ASPSPs who implement the Standard should increase the likelihood of TPPs engaging with them in testing and wide usage, and hence reduce their compliance risk in applying for an exemption.To further support ASPSPs with their applications, OBIE and UK Finance have published example answers for the FCA forms.
Over the last year, OBIE has been working with the OpenID Foundation (OIDF)to develop a Security Conformance Tool to help implementers test conformance, and has developed a Functional Conformance Tool for the Read/Write API Specifications. It has also published checklists for both Customer Experience Guidelines and Operational Guidelines.These tools are all open source and freely available for anyone to download without registration.
Both OBIE and OIDF have taken further steps in offering certification services. Although these are based on self-certification, they offer an independent validation, or proof point, for ASPSPs to share with TPPs and regulators.
When the roll out of Open Banking began in 2018, the RTS was not finalised and the ETSI profile for eIDAS certificates with PSD2 roles was still in draft. To ensure that firms could securely identify and connect, OBIE developed a trust framework called the Open Banking Directory. Over the last year, the Directory has evolved and developed further, offering additional benefits over and above relying on eIDAS certificates alone for identification.
OBIE also offers a comprehensive support service for enrolled participants, including technical support and participation in regular Testing Working Group meetings for discussion of issues and problem solving. Critically, the testing team provides a ‘buddy-up’ support service to ensure that ASPSPs and TPPs can collaboratively test and live-prove connectivity.
The core infrastructure being put in place by firms in response to the CMA Order and PSD2 is an enabler of competition within the market: ultimately helping consumers and small and medium businesses. We are starting to see the narrative shift: beyond regulatory/compliance programmes to embracing the commercial opportunities that an API economy can offer customers.

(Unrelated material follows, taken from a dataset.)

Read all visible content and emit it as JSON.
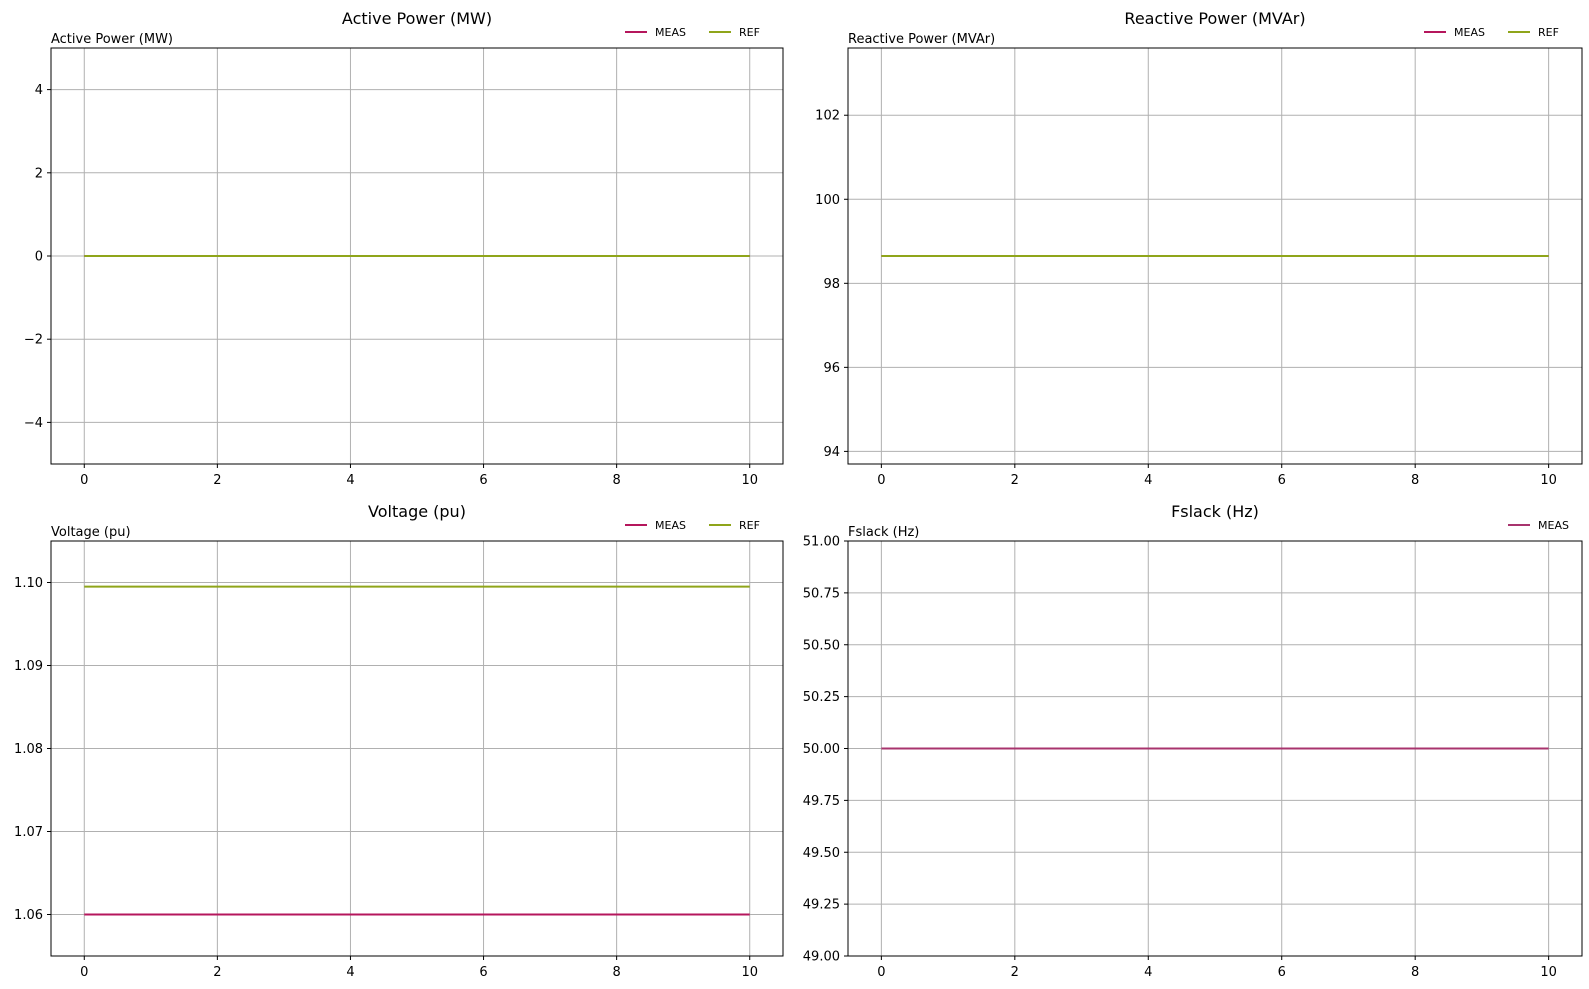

Therefore, OBIE has recently published Version 3.1.2 of the Open Banking Standards, enabling additional functionality over and above the requirements of PSD2, including two-way (push) notifications, SCA exemptions for trusted beneficiaries, and enhanced payment status.
We are now working on a suite of ‘premium API’ standards for use cases which are not explicit PSD2 requirements, but where there is significant market demand. Initially the focus is on propositions covered under the CMA Order Roadmap – such as variable recurring payments (VRPs) and refunds – and recommend functionalities from the API Evaluation Group.

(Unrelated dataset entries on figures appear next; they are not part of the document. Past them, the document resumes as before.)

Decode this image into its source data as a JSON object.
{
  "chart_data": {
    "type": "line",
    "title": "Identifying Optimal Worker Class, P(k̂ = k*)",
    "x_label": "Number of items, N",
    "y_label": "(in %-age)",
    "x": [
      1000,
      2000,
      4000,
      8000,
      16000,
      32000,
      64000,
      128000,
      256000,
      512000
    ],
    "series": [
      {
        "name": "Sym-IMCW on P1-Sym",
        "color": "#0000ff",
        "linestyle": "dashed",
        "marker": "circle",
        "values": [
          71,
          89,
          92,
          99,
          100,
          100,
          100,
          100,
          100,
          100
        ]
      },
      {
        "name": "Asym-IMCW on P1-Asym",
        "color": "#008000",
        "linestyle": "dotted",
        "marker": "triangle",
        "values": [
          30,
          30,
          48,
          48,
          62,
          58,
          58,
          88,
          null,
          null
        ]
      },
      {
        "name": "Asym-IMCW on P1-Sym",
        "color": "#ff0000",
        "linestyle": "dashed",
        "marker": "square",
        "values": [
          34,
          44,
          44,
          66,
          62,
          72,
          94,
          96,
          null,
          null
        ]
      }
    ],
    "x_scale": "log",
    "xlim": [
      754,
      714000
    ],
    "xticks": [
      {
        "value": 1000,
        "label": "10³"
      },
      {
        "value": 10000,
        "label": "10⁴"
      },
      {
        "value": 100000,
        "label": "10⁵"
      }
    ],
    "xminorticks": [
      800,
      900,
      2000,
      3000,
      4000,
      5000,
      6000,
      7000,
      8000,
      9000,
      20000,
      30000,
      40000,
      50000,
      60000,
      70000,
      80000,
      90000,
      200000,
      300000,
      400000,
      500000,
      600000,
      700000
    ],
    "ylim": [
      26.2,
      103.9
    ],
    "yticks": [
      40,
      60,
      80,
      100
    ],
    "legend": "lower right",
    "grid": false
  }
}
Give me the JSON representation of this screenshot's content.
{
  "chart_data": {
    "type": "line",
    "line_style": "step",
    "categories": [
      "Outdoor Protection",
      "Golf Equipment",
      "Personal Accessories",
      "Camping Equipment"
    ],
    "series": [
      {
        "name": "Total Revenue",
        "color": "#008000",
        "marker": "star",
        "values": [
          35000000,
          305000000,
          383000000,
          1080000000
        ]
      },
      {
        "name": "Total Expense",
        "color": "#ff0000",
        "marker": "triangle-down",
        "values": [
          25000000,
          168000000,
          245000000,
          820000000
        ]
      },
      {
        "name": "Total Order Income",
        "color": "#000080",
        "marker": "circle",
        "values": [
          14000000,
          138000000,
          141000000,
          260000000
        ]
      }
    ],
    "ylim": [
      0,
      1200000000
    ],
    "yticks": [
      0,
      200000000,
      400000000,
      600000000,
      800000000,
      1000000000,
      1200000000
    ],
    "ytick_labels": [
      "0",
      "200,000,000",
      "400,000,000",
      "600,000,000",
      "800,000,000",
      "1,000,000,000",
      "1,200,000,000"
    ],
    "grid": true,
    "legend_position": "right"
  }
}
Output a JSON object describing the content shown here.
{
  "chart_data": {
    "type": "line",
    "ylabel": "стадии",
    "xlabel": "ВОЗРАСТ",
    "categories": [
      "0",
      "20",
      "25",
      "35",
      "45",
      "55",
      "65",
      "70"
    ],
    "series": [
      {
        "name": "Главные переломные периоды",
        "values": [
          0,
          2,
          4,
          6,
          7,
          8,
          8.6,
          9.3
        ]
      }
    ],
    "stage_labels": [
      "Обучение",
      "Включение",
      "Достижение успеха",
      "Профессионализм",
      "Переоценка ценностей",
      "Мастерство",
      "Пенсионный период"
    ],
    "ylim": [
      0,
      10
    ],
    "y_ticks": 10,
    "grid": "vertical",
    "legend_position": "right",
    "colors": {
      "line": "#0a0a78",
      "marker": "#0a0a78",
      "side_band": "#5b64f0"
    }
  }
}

The CMA’s foresight – requiring OBIE to develop a robust standard and then work with the CMA9 to implement APIs consistently, 18 months ahead of PSD2 deadlines – has been of significant value to the market. While still in the early stages, the vibrancy of the UK Open Banking ecosystem is a testament to many months of hard work and lessons learned.
So much has been achieved, and a lot remains still to do to deliver a mature, market-driven platform for innovation, competition and customer-centric service.